Artificial intelligence: Innovation or threat for portfolio management?

The emergence of ChatGPT and other artificial intelligence bots has significant implications for the future of investing. But not everyone is worried.
Artificial intelligence: Innovation or threat for portfolio management?

While technology experts grapple with the increasingly real existential threats posed by artificial intelligence (AI), the portfolio management business is quietly considering its own survival plan.

OpenAI’s launch of the conversational bot ChatGPT in November last year has the investment community questioning its own future.

Goldman Sachs estimates that 300 million jobs could be lost over the next 10 years, but the bank also predicts that the combination of significant labour cost savings and new job creation raises the possibility of a productivity boom.

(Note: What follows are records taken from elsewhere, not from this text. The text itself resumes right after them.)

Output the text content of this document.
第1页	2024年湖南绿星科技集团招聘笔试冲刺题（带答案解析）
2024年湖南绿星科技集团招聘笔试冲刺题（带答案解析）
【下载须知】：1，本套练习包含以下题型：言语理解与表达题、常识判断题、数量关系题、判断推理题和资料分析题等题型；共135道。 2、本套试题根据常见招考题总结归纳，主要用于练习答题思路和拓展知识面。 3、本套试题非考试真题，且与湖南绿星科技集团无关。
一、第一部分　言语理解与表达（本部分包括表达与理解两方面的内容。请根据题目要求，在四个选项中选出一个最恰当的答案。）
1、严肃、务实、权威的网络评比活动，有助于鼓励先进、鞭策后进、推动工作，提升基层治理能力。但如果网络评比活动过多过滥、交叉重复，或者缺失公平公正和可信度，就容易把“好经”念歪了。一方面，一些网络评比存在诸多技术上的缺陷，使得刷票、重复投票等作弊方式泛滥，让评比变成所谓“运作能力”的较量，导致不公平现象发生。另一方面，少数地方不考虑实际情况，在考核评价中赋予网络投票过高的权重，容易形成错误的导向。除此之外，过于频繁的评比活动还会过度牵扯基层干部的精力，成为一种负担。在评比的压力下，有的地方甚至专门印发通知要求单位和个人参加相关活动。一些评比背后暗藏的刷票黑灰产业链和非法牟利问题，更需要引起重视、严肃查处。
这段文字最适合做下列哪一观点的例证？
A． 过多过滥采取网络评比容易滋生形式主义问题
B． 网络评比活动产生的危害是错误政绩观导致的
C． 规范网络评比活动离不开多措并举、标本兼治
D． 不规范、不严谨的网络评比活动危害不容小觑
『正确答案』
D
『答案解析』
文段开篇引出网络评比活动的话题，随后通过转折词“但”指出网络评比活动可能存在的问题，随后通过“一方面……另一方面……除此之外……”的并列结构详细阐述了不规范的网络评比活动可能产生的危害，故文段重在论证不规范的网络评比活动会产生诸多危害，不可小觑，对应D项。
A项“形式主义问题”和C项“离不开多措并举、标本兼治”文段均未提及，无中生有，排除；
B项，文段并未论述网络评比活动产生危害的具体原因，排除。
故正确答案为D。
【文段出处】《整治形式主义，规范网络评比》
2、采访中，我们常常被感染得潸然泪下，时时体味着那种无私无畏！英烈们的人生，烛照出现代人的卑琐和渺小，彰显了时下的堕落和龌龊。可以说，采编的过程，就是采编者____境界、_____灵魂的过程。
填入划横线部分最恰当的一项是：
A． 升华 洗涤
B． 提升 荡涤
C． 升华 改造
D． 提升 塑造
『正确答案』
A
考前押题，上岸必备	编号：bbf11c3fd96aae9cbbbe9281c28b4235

Cleantech investor Paul Sandhu, founder at Prometheus Corporation and formerly head of multi-asset quants at BNP Paribas in Hong Kong, told AsianInvestor: “What’s going on in AI right now is going to fundamentally change how we do most things. Our infrastructure, our systems of governance, are not set up for a mechanism with the potential of ChatGPT."

Up to now, the use of AI in fund management has mostly involved machine learning (ML) applications to improve the effectiveness of algorithms in investment processes, or using AI techniques to process big data for investment insights.

Early adopters

Dutch pension fund manager APG and Chinese insurance group Ping An, for instance, were early adopters, employing AI to help them gather and analyse data to help achieve their environmental, social and governance (ESG) investment goals.

“The industry’s needs have grown from asking for proof that AI and big data work, to asking for an action plan that can provide support to firms’ strategy, as ML methodologies rapidly become mainstream,” said Larry Cao, senior director of research at the CFA Institute.

CFA has produced a handbook aimed at equipping investors and policymakers with the tools to evaluate and incorporate AI and big data techniques into best practices.

Asset managers have had success in collecting and incorporating big data into their investment processes. In particular, since ESG-oriented strategies have become more mainstream, asset managers are looking for ways to assess ESG-related activities in their investment companies and to monitor their progress toward their ESG goals.

Global asset manager Robeco's concern is the threat posed to civil rights and liberties, for example regarding privacy and surveillance in socially sensitive situations such as the search for jobs and housing.

“Safety and accountability lag behind actual technological innovation in many cases, and our engagement with companies seeks to encourage them to catch up,” said the firm in an online posting.

The alignment problem

The downside of AI is the potential for it to manipulate markets, to falsify data and to code programs with malevolent intent in such a way that humans won’t be able to detect. The clearest indication that AI represents a threat comes from the very people at the forefront of bringing it into the world.

OpenAI’s own safety and governance people are quite candid about the risks.

In an academic paper on the alignment problem, Richard Ngo, an AI governance researcher at OpenAI and fellow computer scientists Lawrence Chan and Sören Mindermann said that if AIs are trained in ways similar to today's most capable models, “they could learn to act deceptively to receive higher reward, learn internally-represented goals which generalise beyond their training distributions, and pursue those goals using power-seeking strategies.

"The deployment of misaligned AIs might irreversibly undermine human control over the world.”

Pause for thought

Hence the call for a halt on the development of AI in an open letter signed by Elon Musk and computer scientists at Apple, Amazon, Google and raft of other tech giants.

“Powerful AI systems should be developed only once we are confident that their effects will be positive and their risks will be manageable,” said the letter.

Right now, no such assurances can be given, but not everyone sees the threat outweighing the opportunity.

“I’m actually quite excited; I can understand why people are saying we need to take a pause on it, but fundamentally that’s not possible,” said Sandhu. The biggest risk for investors is that fund managers lose their ability to innovate, he said.

"By regulating and constraining fund management in the way that we have, we have stopped a lot of errors from happening, but it really has restricted innovation immensely.

"This AI knows nothing of constraints, nothing of experience other than the data it has collected. It’s purely empirical and so it can start innovating in really interesting ways, that humans may have been able to but they have (since) lost that ability. That’s where I think things are going to get a little hairy.

"AI can do administrative tasks much better, but it’s on the innovation side where the real risks lie in terms of humans becoming obsolete."

The headline of this story has been changed.